Anniversaire

Par Pierre BAYART, du Bulletin Montagnard de juin 2003

Comme tous les montagnards le savent, 2003, c'est l'année du cinquantenaire de la première ascension de l'Everest. C'est aussi le centenaire de la première de la « Haute Route » Chamonix Zermatt, et pour moi, beaucoup plus modestement, c'est le quarantenaire de ma première tentative sur cet itinéraire (Chamonix Zermatt, pas l'Everest bien sûr !)!
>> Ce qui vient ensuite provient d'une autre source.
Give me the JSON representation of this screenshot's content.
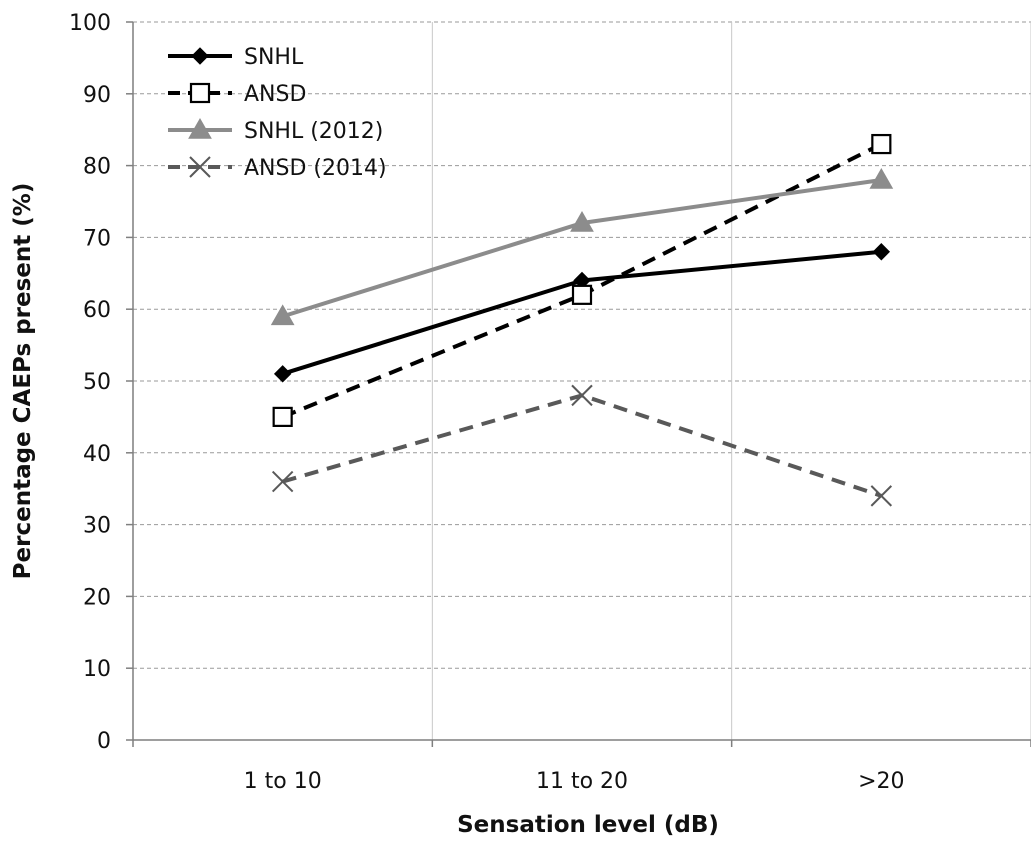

C'est en effet en 1963 que je vis à Arolla pour la première fois encoller à chaud ce qui allait devenir les peluches autocollantes. J'étais au CAF de Lille à cette époque. Nous gagnâmes la Suisse en une nuit de voiture (il n'y avait pas d'autoroute à cette époque !). BrouilLart sur les pentes du Pigne d'Arolla, par crainte des crevasses, nous passâmes la nuit dans un igloo de fortune !… avant d'abandonner la partie…

La tentative suivante fut repoussée par les mauvaises conditions météo au dessus du lac des Dix, et pour sortir de ce piège il nous fallut, après avoir passé la nuit dans une cabane fort opportunément ouverte, refaire en sens inverse tout le trajet depuis Verbier.

Lors d'une autre tentative, c'est une plaque de neige pourrie par le foehn sur les pentes d'un moraine qui entraîna deux de mes compagnons, heureusement nous pûmes dégager dans la minute celui qui fut complètement enseveli..

Je vous épargne les autres tentatives dont certaines ne sortirent même pas du bassin d'Argentière !!! Rien à faire ! Pas moyen de conclure cet itinéraire pourtant passablement fréquenté !

Mais cette année, pour rater ce parcours il aurait fallu le faire vraiment exprès, tant les conditions météo favorables s'installèrent durablement de mars à avril. En matière de stabilité de la neige, le « risque zéro » n'existe pas paraît-il, et pourtant je puis témoigner que à cette période, sur ce parcours on n'en fut pas loin !

Nous n'avons donc pas manqué l'occasion de fêter ces anniversaires, et avec Cathou, Nadine, Rémy, Benjamin, Catherine et Martin nous avons attaqué la première étape le 25 mars par le col du Chardonnet…. (après s'être fait une petite frayeur sur la neige dure ne sortant du glacier d'Argentière, ce qui donnera lieu à la rédaction d'une fiche " accident et incident.)

Classique main courante pour descendre sur la glacier de Saleinaz, rencontre avec les premiers groupes qu'on retrouvera les autres soirs aux refuges au gré des variantes d'itinéraires. Si dans la benne des Grands Montets la proportion de francophone était encore significative, celle-ci commence déjà à diminuer notablement….

L'arrivée sur le plateau du Trient dans la lumière du soir est un repos pour l'œil après une étape finalement assez alpine…

Le second jour est (encore !) une étape « à l'envers », puisqu'on commence par la magnifique descente du Val d'Arpette, et la remontée plein Sud au refuge de Valsorey sera fidèle à se réputation de sacrée bavante en plein cagnard !

En pleine sieste à Valsorey nous voyons passer une équipe de Suisses pressés : partis d'Argentière (en bas !), ils tentent le parcours jusque Zermatt en 24 H ! Ont-ils réussis ?

Enfin une étape normale : on se hisse sur l'épaule du Grand Combin, au « plateau du couloir », et on s'offre la magnifique descente du glacier du Mont Durand, ça y est ! on a franchi le passage clé !

Refuge de Chanrion et son eau courante ! Quel luxe ! Dans tous les autres refuges, à plus de 3000, l'eau c'est 8,5 FS la bouteille !

Etape de stress : il faut franchir le Pigne d'Arolla, et la météo est inquiétante, la visibilité n'est pas assurée (cf ci-dessus !). Pour gagner du temps sur la dégradation du temps annoncée, nous passerons par les sérac du Brenay, et le Pigne sera franchi… dans le brouillart comme en 1963 ! Mais cette année c'est sous les délicieuses couettes de la cabane des Vignettes que nous dormirons.

C'est avec exaltation que nous attaquons la dernière étape, la dégradation météo annoncée s'est finalement révélée bénigne, nous enchaînons la séries des trois cols : Evèque, Mont Brûlé, encore un peu de brouillart hélas encore au col de Valpelline, et nous serons privés de la vue sur le sommet du Cervin. Mais nous arrivons à Zermatt le samedi 29 mars à 15h…

Le retour sur Argentière se fera avec une facilité déconcertante le soir même par les merveilleux trains Suisses.